There are no reject links in either of the jobs. The set up is exactly like I described in OP. I am getting 20 rows in the target in both jobs.

talk2shaanc · Post by **talk2shaanc** » Wed Nov 08, 2006 4:03 pm

This link counts also depends on the stage to which its going...
what is the count it shows when records move from copy stage to sample stage ? I am sure it would be, 20 NOT 100...

I have never observed or noticed such thing in PX, but in server jobs i noticed it many times...

Code: Select all

     hash File (having 500 records)
                      |
                     10
                      |
seq---1000--> transformer ---> o/p

In above design of server job, the hash file had 500 recs but the link count 10 meant number of records from hash file finding a match with the seq file record.

ray.wurlod · Post by **ray.wurlod** » Wed Nov 08, 2006 4:15 pm

Are the sampling characteristics set identically?

abc123 · Post by **abc123** » Wed Nov 08, 2006 4:45 pm

The number of rows going from the Copy To Sample shows 100.
Here are the Sample stage properties:

Max Rows (Per Partition) = 10
Period (Per Partition) = 1
Sample Mode = Period

ray.wurlod · Post by **ray.wurlod** » Wed Nov 08, 2006 5:13 pm

Max rows per partition = 10 means 20 rows on two partitions.
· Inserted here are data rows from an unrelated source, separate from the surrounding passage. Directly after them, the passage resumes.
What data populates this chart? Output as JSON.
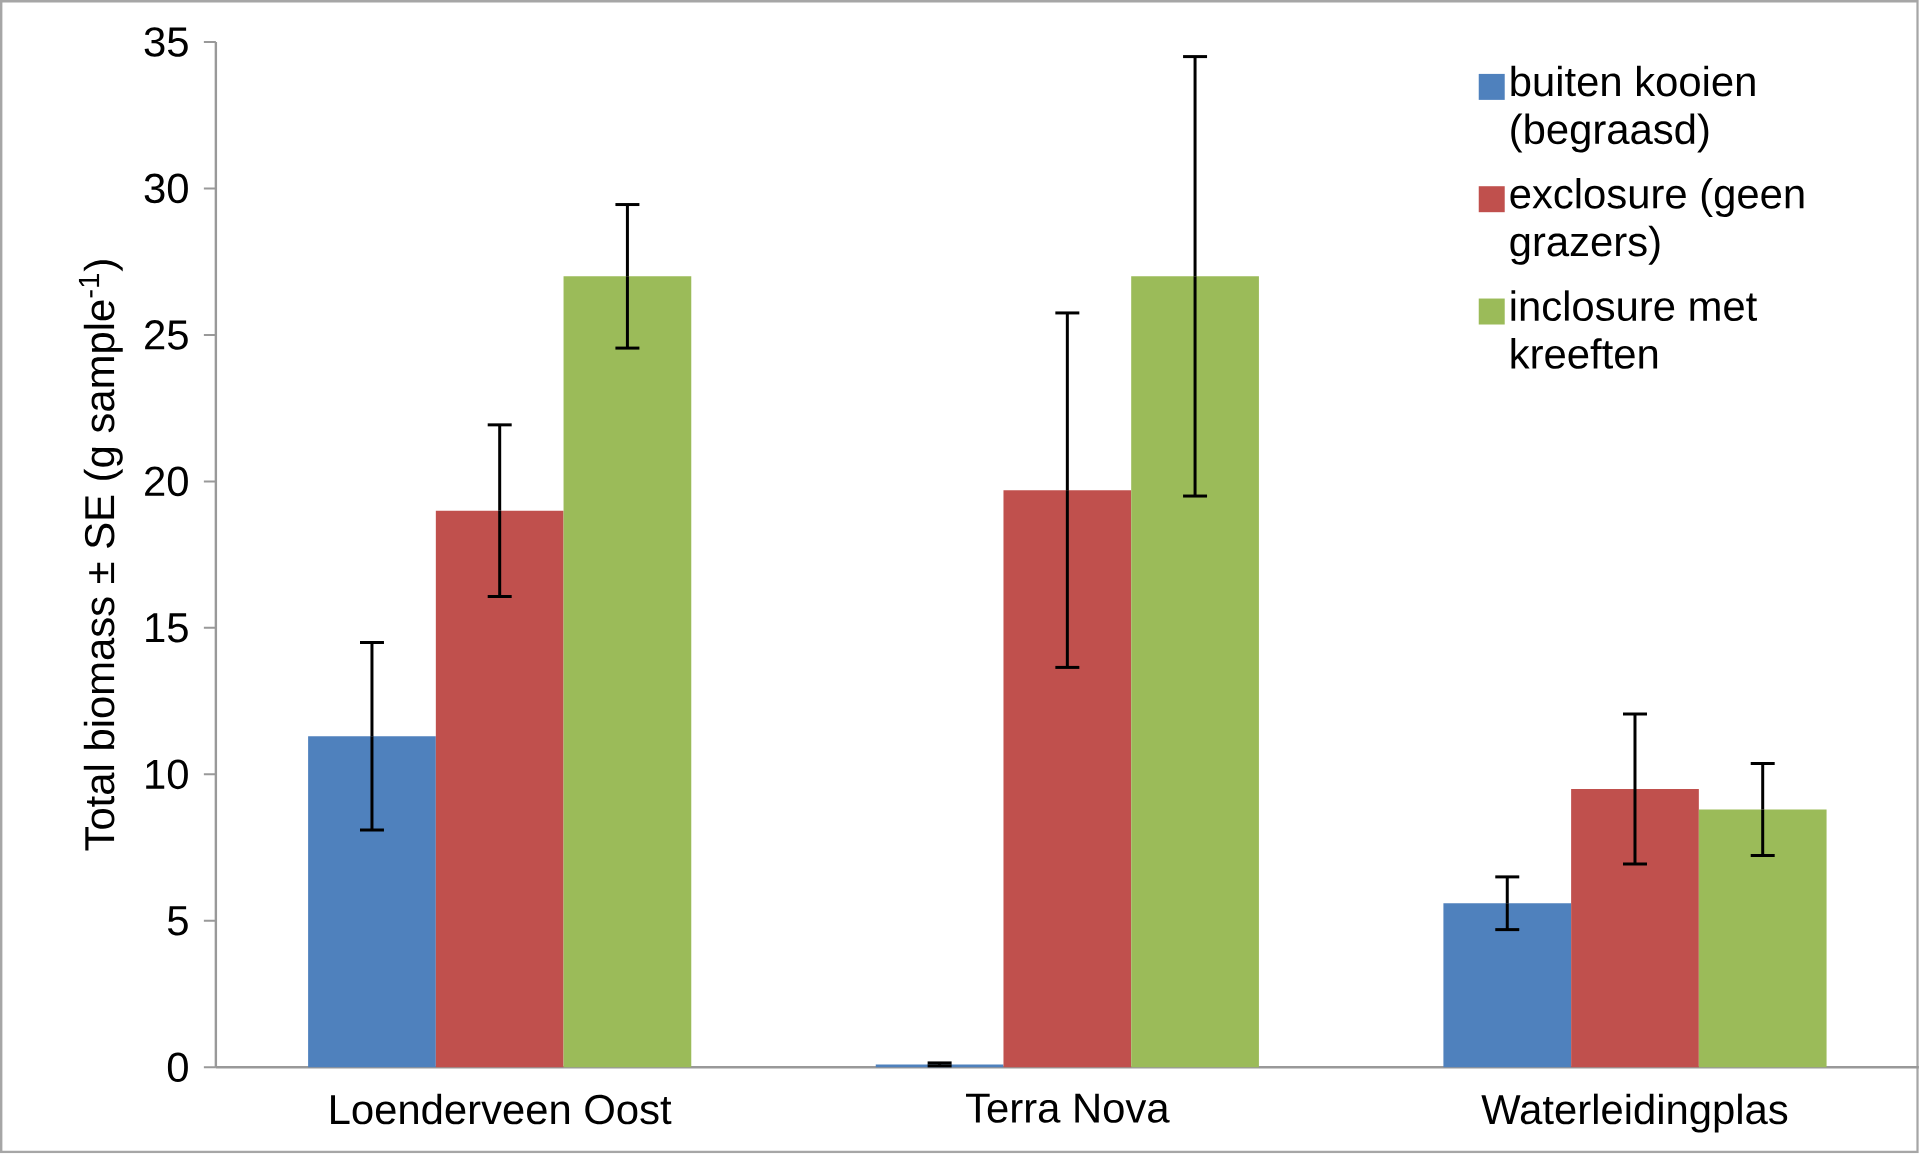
{
  "chart_data": {
    "type": "bar",
    "ylabel": "Total biomass ± SE (g sample$^{-1}$)",
    "categories": [
      "Loenderveen Oost",
      "Terra Nova",
      "Waterleidingplas"
    ],
    "series": [
      {
        "name": "buiten kooien (begraasd)",
        "color": "#4f81bd",
        "values": [
          11.3,
          0.1,
          5.6
        ],
        "errors": [
          3.2,
          0.05,
          0.9
        ]
      },
      {
        "name": "exclosure (geen grazers)",
        "color": "#c0504d",
        "values": [
          19.0,
          19.7,
          9.5
        ],
        "errors": [
          2.93,
          6.05,
          2.56
        ]
      },
      {
        "name": "inclosure met kreeften",
        "color": "#9bbb59",
        "values": [
          27.0,
          27.0,
          8.8
        ],
        "errors": [
          2.45,
          7.5,
          1.57
        ]
      }
    ],
    "ylim": [
      0,
      35
    ],
    "yticks": [
      0,
      5,
      10,
      15,
      20,
      25,
      30,
      35
    ],
    "legend": "top right"
  }
}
It's your design - specifically this property - that is limiting the number of rows output from the stage.

You have taken a sample!

tagnihotri · Post by **tagnihotri** » Thu Nov 09, 2006 7:54 am

Is the partitioning right ?

ray.wurlod wrote:Max rows per partition = 10 means 20 rows on two partitions.
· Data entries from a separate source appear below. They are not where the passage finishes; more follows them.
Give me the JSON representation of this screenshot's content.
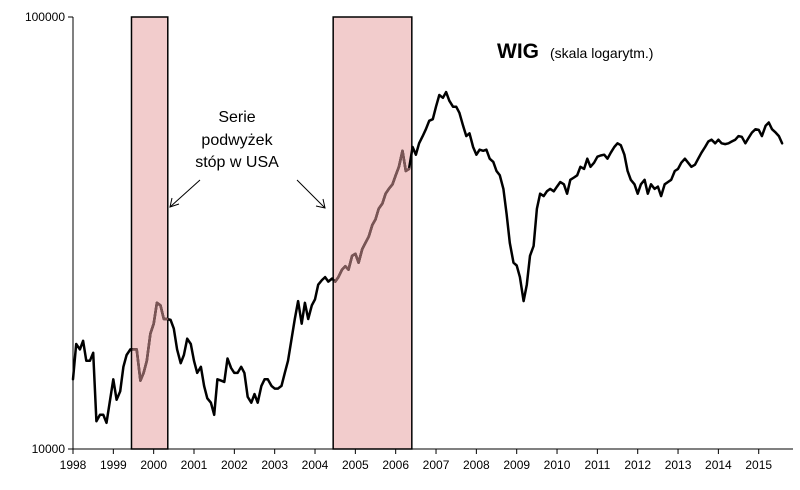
{
  "chart_data": {
    "type": "line",
    "title": "WIG",
    "subtitle": "(skala logarytm.)",
    "xlabel": "",
    "ylabel": "",
    "yscale": "log",
    "ylim": [
      10000,
      100000
    ],
    "xlim": [
      1998.0,
      2015.85
    ],
    "y_ticks": [
      "10000",
      "100000"
    ],
    "x_ticks": [
      "1998",
      "1999",
      "2000",
      "2001",
      "2002",
      "2003",
      "2004",
      "2005",
      "2006",
      "2007",
      "2008",
      "2009",
      "2010",
      "2011",
      "2012",
      "2013",
      "2014",
      "2015"
    ],
    "grid": false,
    "legend": "none",
    "colors": {
      "line": "#000000",
      "band_fill": "#f2cccc",
      "band_stroke": "#000000",
      "line_in_band": "#7a5555"
    },
    "shaded_periods": [
      {
        "start": 1999.45,
        "end": 2000.35
      },
      {
        "start": 2004.45,
        "end": 2006.4
      }
    ],
    "annotation": {
      "lines": [
        "Serie",
        "podwyżek",
        "stóp w USA"
      ]
    },
    "series": [
      {
        "x": [
          1998.0,
          1998.08,
          1998.17,
          1998.25,
          1998.33,
          1998.42,
          1998.5,
          1998.58,
          1998.67,
          1998.75,
          1998.83,
          1998.92,
          1999.0,
          1999.08,
          1999.17,
          1999.25,
          1999.33,
          1999.42,
          1999.5,
          1999.58,
          1999.67,
          1999.75,
          1999.83,
          1999.92,
          2000.0,
          2000.08,
          2000.17,
          2000.25,
          2000.33,
          2000.42,
          2000.5,
          2000.58,
          2000.67,
          2000.75,
          2000.83,
          2000.92,
          2001.0,
          2001.08,
          2001.17,
          2001.25,
          2001.33,
          2001.42,
          2001.5,
          2001.58,
          2001.67,
          2001.75,
          2001.83,
          2001.92,
          2002.0,
          2002.08,
          2002.17,
          2002.25,
          2002.33,
          2002.42,
          2002.5,
          2002.58,
          2002.67,
          2002.75,
          2002.83,
          2002.92,
          2003.0,
          2003.08,
          2003.17,
          2003.25,
          2003.33,
          2003.42,
          2003.5,
          2003.58,
          2003.67,
          2003.75,
          2003.83,
          2003.92,
          2004.0,
          2004.08,
          2004.17,
          2004.25,
          2004.33,
          2004.42,
          2004.5,
          2004.58,
          2004.67,
          2004.75,
          2004.83,
          2004.92,
          2005.0,
          2005.08,
          2005.17,
          2005.25,
          2005.33,
          2005.42,
          2005.5,
          2005.58,
          2005.67,
          2005.75,
          2005.83,
          2005.92,
          2006.0,
          2006.08,
          2006.17,
          2006.25,
          2006.33,
          2006.42,
          2006.5,
          2006.58,
          2006.67,
          2006.75,
          2006.83,
          2006.92,
          2007.0,
          2007.08,
          2007.17,
          2007.25,
          2007.33,
          2007.42,
          2007.5,
          2007.58,
          2007.67,
          2007.75,
          2007.83,
          2007.92,
          2008.0,
          2008.08,
          2008.17,
          2008.25,
          2008.33,
          2008.42,
          2008.5,
          2008.58,
          2008.67,
          2008.75,
          2008.83,
          2008.92,
          2009.0,
          2009.08,
          2009.17,
          2009.25,
          2009.33,
          2009.42,
          2009.5,
          2009.58,
          2009.67,
          2009.75,
          2009.83,
          2009.92,
          2010.0,
          2010.08,
          2010.17,
          2010.25,
          2010.33,
          2010.42,
          2010.5,
          2010.58,
          2010.67,
          2010.75,
          2010.83,
          2010.92,
          2011.0,
          2011.08,
          2011.17,
          2011.25,
          2011.33,
          2011.42,
          2011.5,
          2011.58,
          2011.67,
          2011.75,
          2011.83,
          2011.92,
          2012.0,
          2012.08,
          2012.17,
          2012.25,
          2012.33,
          2012.42,
          2012.5,
          2012.58,
          2012.67,
          2012.75,
          2012.83,
          2012.92,
          2013.0,
          2013.08,
          2013.17,
          2013.25,
          2013.33,
          2013.42,
          2013.5,
          2013.58,
          2013.67,
          2013.75,
          2013.83,
          2013.92,
          2014.0,
          2014.08,
          2014.17,
          2014.25,
          2014.33,
          2014.42,
          2014.5,
          2014.58,
          2014.67,
          2014.75,
          2014.83,
          2014.92,
          2015.0,
          2015.08,
          2015.17,
          2015.25,
          2015.33,
          2015.42,
          2015.5,
          2015.58
        ],
        "values": [
          14500,
          17500,
          17000,
          17800,
          16000,
          16000,
          16700,
          11600,
          12000,
          12000,
          11500,
          13000,
          14500,
          13000,
          13600,
          15500,
          16500,
          17000,
          17000,
          17000,
          14400,
          15000,
          16000,
          18500,
          19500,
          21800,
          21500,
          20000,
          20000,
          19900,
          19000,
          17000,
          15800,
          16500,
          18000,
          17500,
          16000,
          15000,
          15500,
          14000,
          13100,
          12800,
          12000,
          14500,
          14400,
          14300,
          16200,
          15400,
          15000,
          15000,
          15500,
          15000,
          13200,
          12800,
          13400,
          12800,
          14000,
          14500,
          14500,
          14000,
          13800,
          13800,
          14000,
          15000,
          16000,
          18000,
          20000,
          22000,
          19500,
          21800,
          20000,
          21500,
          22200,
          24000,
          24600,
          25000,
          24400,
          24800,
          24400,
          25000,
          26000,
          26500,
          26000,
          28000,
          28300,
          27000,
          29000,
          30000,
          31000,
          33000,
          34000,
          36000,
          37000,
          39000,
          40000,
          41000,
          43000,
          45000,
          49000,
          44000,
          44500,
          50000,
          48000,
          51000,
          53000,
          55000,
          57500,
          58000,
          62000,
          66000,
          65000,
          67000,
          64000,
          62000,
          62000,
          60000,
          56000,
          53000,
          53800,
          50000,
          48000,
          49300,
          49000,
          49300,
          47000,
          46200,
          44000,
          43000,
          40000,
          35000,
          30000,
          27000,
          26600,
          25000,
          22000,
          24000,
          28000,
          29500,
          36000,
          39000,
          38500,
          39500,
          40000,
          39500,
          40500,
          41500,
          41000,
          39000,
          42000,
          42500,
          43000,
          45000,
          44500,
          47000,
          45000,
          46000,
          47500,
          47800,
          48000,
          47000,
          48500,
          50000,
          51000,
          50500,
          48000,
          44000,
          42000,
          41000,
          39000,
          41000,
          42000,
          39000,
          41000,
          40000,
          40500,
          38500,
          41000,
          41500,
          42000,
          44000,
          44500,
          46000,
          47000,
          46000,
          45000,
          45500,
          47000,
          48500,
          50000,
          51500,
          52000,
          51000,
          52000,
          51000,
          50800,
          51000,
          51500,
          52000,
          53000,
          52800,
          51000,
          52500,
          54000,
          55000,
          54800,
          53000,
          56000,
          57000,
          55000,
          54000,
          53000,
          51000
        ]
      }
    ]
  }
}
It's your design - specifically this property - that is limiting the number of rows output from the stage.

You have taken a sample! ...

splayer · Post by **splayer** » Thu Nov 09, 2006 9:04 am

ray, thank you for your response. I still don't understand why the number of rows coming in to the sample stage varies. I can understand going out might be different because of setting on the Sample stage. The Copy stage has a partitioning set to Auto.